Lawrence Principe - The Aspiring Adept - Incalescent Mercury

The main text of the Mercurialist school held that Philosophical Mercury was to be prepared by the purification of common mercury. This purgation must remove not only the external, visible impurities but also its "internal superfluities". The first are removed by straightforward means of purification - washing and grinding with salt and/or vinegar, distillation, combination with sulphur to form cinnabar (mercuric sulphide) followed by "revivification" with reducing agents, and so forth. The internal "impurities" are considered more intrinsic, being carried from the first formation of the mercury in the earth, not separable by ordinary means and yet not an essential part of the mercury; their removal required a "more Philosophical" manipulation. These impurities render common mercury useless for the Philosophical Work, because as DuClo writes, "it is necessary first to purge it and free it from excessive coldness and moistness" and incorporate other materials with it to increase its hotness. (DuClo aka Claveus - Apologia, De Triplici praeparatione auri et argenti). Collesson refers to the liberation of common mercury from "its phlegmatic nature... and from a black excrementious earth that was not part of its natural composition" (Jean Collesson - Idea perfecta philosophiae hermeticae). Van Suchten proposes cleansing common mercury from these debilitating impurities with an alloy of "martial regulus of antimony" (antimony metal reduced from the native sulphide ore by iron) and silver. The same agent is prescribed throughout the Philalethean corpus under disguised names, as Newman has shown (Newman, Gehennical Fire). Both Philalethes and van Suchten claim that besides cleansing common mercury, the antimonial alloy impregnates it with a "volatile Gold", otherwise called the "Mercury of Iron", which gives the prepared product its alchemically significant properties (Suchten - Secrets).
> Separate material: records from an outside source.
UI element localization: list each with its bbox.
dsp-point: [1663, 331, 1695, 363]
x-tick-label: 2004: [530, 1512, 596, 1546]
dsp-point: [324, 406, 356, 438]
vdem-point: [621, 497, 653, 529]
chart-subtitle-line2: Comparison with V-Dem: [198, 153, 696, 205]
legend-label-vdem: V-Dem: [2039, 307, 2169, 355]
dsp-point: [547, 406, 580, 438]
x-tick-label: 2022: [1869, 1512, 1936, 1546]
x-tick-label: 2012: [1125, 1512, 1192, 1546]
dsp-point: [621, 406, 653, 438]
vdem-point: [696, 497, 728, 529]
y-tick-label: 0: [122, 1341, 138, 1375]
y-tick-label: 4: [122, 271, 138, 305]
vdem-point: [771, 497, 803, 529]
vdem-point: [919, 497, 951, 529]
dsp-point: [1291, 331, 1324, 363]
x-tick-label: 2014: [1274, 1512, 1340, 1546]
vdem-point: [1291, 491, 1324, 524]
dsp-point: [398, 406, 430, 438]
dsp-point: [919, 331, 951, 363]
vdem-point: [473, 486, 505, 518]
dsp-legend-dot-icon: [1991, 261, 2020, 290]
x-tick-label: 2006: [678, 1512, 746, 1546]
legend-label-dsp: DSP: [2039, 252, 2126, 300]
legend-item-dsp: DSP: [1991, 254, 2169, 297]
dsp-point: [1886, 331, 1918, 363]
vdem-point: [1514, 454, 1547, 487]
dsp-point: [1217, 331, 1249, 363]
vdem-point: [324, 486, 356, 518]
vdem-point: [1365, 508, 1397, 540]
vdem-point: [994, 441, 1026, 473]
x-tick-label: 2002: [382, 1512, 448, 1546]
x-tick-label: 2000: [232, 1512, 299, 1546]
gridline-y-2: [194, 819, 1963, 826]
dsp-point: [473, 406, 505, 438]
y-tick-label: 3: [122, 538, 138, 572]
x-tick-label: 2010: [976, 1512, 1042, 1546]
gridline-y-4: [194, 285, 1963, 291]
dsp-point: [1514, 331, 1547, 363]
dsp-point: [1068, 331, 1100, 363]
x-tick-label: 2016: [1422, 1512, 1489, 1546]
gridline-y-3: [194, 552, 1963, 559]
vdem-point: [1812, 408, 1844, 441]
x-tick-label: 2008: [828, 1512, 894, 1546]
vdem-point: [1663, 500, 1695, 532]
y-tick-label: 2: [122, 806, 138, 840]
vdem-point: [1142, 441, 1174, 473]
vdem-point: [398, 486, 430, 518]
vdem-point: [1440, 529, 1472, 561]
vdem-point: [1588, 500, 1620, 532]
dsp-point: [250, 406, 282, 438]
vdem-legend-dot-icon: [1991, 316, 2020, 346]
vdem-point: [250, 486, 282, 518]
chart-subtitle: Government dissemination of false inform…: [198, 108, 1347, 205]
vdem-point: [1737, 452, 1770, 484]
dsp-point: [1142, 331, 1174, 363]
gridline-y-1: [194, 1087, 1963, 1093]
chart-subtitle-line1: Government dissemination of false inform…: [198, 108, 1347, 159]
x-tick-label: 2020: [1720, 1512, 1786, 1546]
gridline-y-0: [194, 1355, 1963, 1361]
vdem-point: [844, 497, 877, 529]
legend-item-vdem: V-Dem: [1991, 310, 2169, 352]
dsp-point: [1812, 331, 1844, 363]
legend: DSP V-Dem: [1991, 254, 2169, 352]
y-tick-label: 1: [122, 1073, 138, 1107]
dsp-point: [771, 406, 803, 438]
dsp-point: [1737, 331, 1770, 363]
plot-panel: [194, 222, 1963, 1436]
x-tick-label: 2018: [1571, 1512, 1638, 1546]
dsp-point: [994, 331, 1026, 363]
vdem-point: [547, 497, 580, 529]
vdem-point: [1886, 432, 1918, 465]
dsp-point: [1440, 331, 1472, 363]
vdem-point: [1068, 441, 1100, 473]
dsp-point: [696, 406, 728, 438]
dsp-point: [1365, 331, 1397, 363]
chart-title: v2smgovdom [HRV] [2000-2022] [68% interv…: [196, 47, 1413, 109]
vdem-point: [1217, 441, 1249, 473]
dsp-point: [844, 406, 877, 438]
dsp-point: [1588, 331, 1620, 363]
Once common mercury is rightly purified, it becomes more active and penetrating and is then called "animated" or "Philosophical Mercury". This animated Mercury can then be used for the "radical dissolution" of gold, and the mixture of Mercury and gold (after some further operations) digested into the Philosophers' Stone itself. The Mercury's action on gold is seen as twofold. First, its radical dissolution of gold liberates the "seeds of gold" hidden within the innermost recesses of the metal; second, like common water acting on plant seeds, this Mercury loosens their shells and nourishes them; indeed DuClo calls it "alimentum seminum metallorum", the aliment of metallic seeds. The germination, nourishment and cultivation of golden seeds allows for the multiplication of its virtue, as from one grain a plant grows to yield a hundreed grains or more, and thus the Philosophers' Stone is capable of transmuting base metals into gold. Common gold is dead, but the animated Mercury animates the gold in turn and makes it grow. This germination and growth process is visible, according to some authors; Collesson writes that the Mercury and its employment are not right "unless the common gold visibly vegetates and the peacock's tail appears. (Collesson - Idea perfecta)

[...] Boyle [...] begins by discussing the possibility that there exists a mercury "more subtle and penetrant than that which is common ... a more Philosophical Mercury" that bears a special affinity with gold and would grow hot ("incalesce") when mixed with it.

[...] Most important for the present study of Boyle's incalescent mercury is a fragmentary letter from Starkey to Boyle that has been dated to April/May 1651. This letter, discovered and published by Newman in 1987, contains Starkey's "key into antimony", a practical process lucidly described that results in the production of "a mercury that dissolves the mettals, gold especially". Newman has also discovered the missing segment of the letter (in a published German translation) where Starkey explicitly remarks that by his method "[common] mercury can be made into a mercurius Philosophorum".

[...] Starkey [...] never mentions that his mercury grows hot with gold. The identity of the mercuries of Starkey and Boyle can, however, be rendered certain. Starkey considers that the alloy of antimony and silver that he prescribes to be amalgamated with common mercury functions to "purge all superfluities from it", as witnessed by the black powder that the amalgam spews out when it is ground.

[...] When decoded, this receipt for incalescent mercury employs antimony [...] and copper [...] instead of antimony and silver. This apparently simple substitution is significant, for while Starkey prescribed the use of silver in his 1651 letter to Boyle and in most of the Philalethes' tracts, his 1654-55 Marrow of Alchemy repudiates the use of silver (specified under the Deckname "Diana's doves" throughout the Philalethean corpus) as "tedious labor" and substitutes instead "Venus" or copper.